Ingredients
Equipment
Method
Prep Work
- Preheat your oven to 350°.
- Line your baking sheet with parchment paper.
- Zest the lemons to get 2 tbsp. of lemon zest. Don't get into the white. NOT good.

- Squeeze the lemons to get 2 tbsp. of fresh lemon juice. Remove any seeds that find their way in.
- Measure out ¼ cup white granulated sugar into a small bowl and ½ cup powdered sugar into a different small bowl to roll the cookies in before baking.

Cookie Dough
- Cream together 1 cup softened butter and 1¾ cup granulated white sugar for 3 minutes. Scrape down the sides as needed. Turn off the mixer before doing that though.

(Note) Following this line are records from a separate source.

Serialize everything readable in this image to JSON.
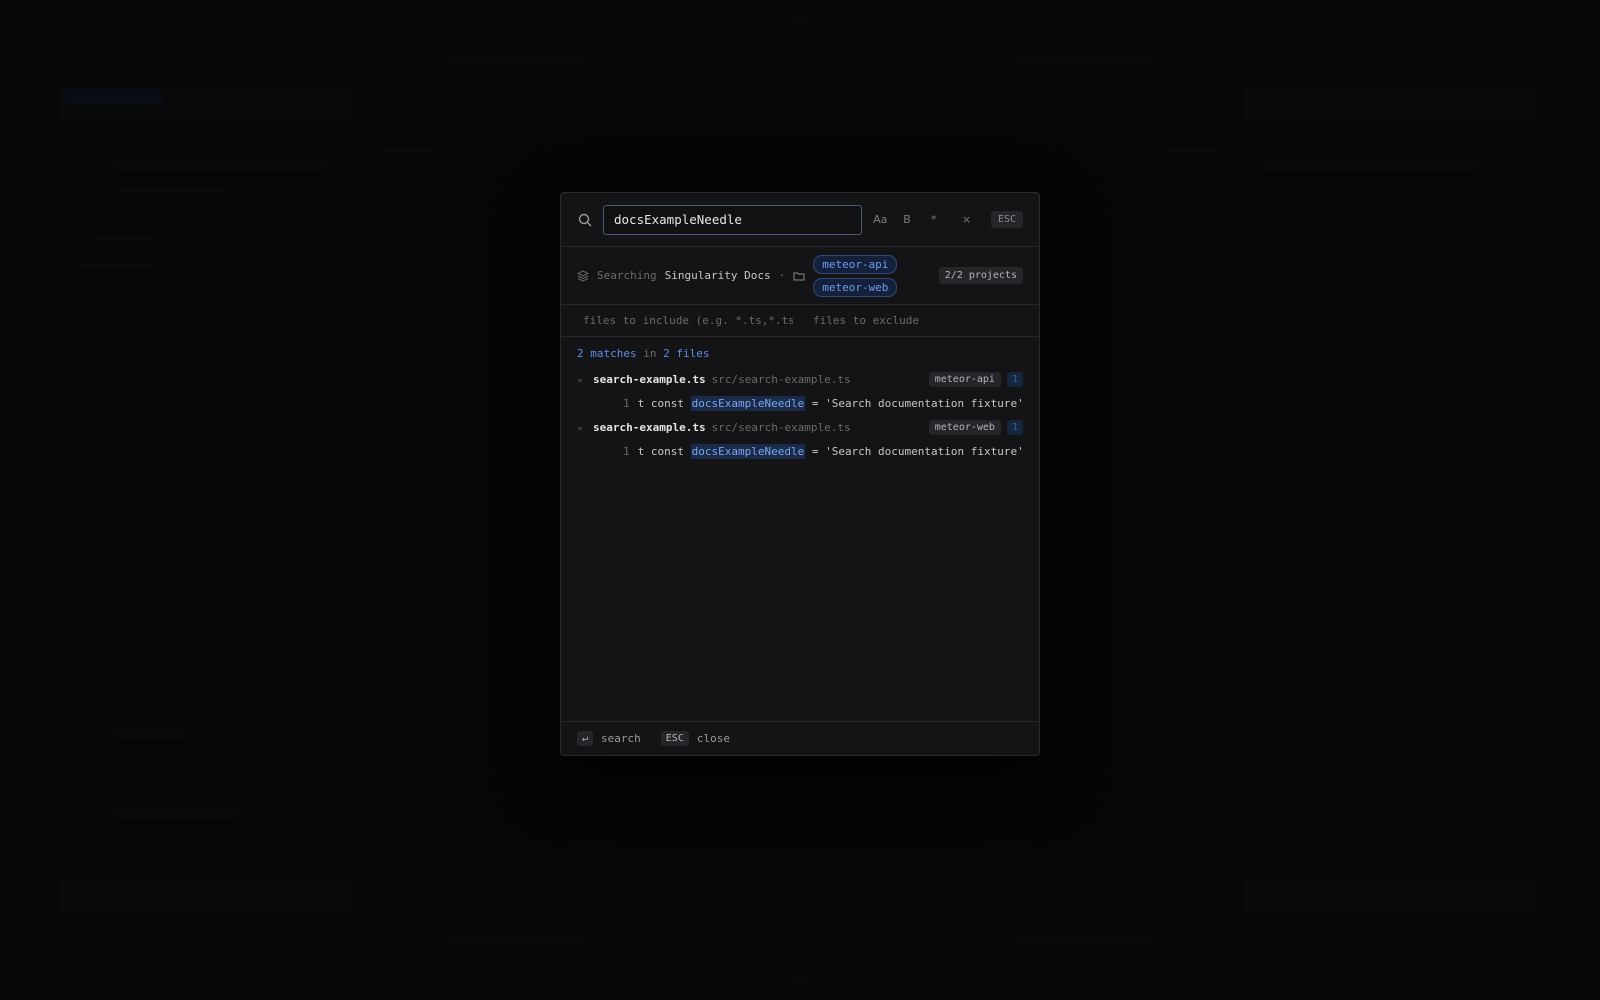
{
  "search": {
    "query": "docsExampleNeedle",
    "options": [
      "Aa",
      "B",
      "*",
      "×"
    ],
    "esc_label": "ESC"
  },
  "scope": {
    "searching_label": "Searching",
    "workspace": "Singularity Docs",
    "separator": "·",
    "projects": [
      "meteor-api",
      "meteor-web"
    ],
    "project_count": "2/2 projects"
  },
  "filters": {
    "include_placeholder": "files to include (e.g. *.ts,*.tsx)",
    "exclude_placeholder": "files to exclude"
  },
  "summary": {
    "matches": "2",
    "matches_label": "matches",
    "in_label": "in",
    "files": "2",
    "files_label": "files"
  },
  "results": [
    {
      "filename": "search-example.ts",
      "path": "src/search-example.ts",
      "project": "meteor-api",
      "hits": "1",
      "line": "1",
      "before": "t const ",
      "match": "docsExampleNeedle",
      "after": " = 'Search documentation fixture'"
    },
    {
      "filename": "search-example.ts",
      "path": "src/search-example.ts",
      "project": "meteor-web",
      "hits": "1",
      "line": "1",
      "before": "t const ",
      "match": "docsExampleNeedle",
      "after": " = 'Search documentation fixture'"
    }
  ],
  "footer": {
    "enter_key": "↵",
    "enter_label": "search",
    "esc_key": "ESC",
    "esc_label": "close"
  }
}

- Add in ½ tsp. vanilla, ½ tsp. almond extract, ¼ tsp. lemon extract, 2 large room temperature eggs, 2 tbsp. fresh lemon juice, and 2 tbsp. lemon zest.
- In a separate bowl, mix together 3½ cups all-purpose flour, 1 tsp. baking powder, ½ tsp. baking soda, and ½ tsp. salt.

- Mix the flour into the wet Ingredients until just combined. You can even do this by hand if you don't want to over mix.

Roll the Dough
- Use a ⅓ cup measuring scoop to measure out the dough.

- Roll the dough into a ball, then into the white sugar, and then into the powdered sugar. Just for good measure!

- Bake 4-6 cookies at a time. Use the palm of your hand or the bottom of something similar to gently press down the cookies before baking. They will still be very thick.
- Bake for 8 minutes, remove, and let cool on the pan for 5 minutes.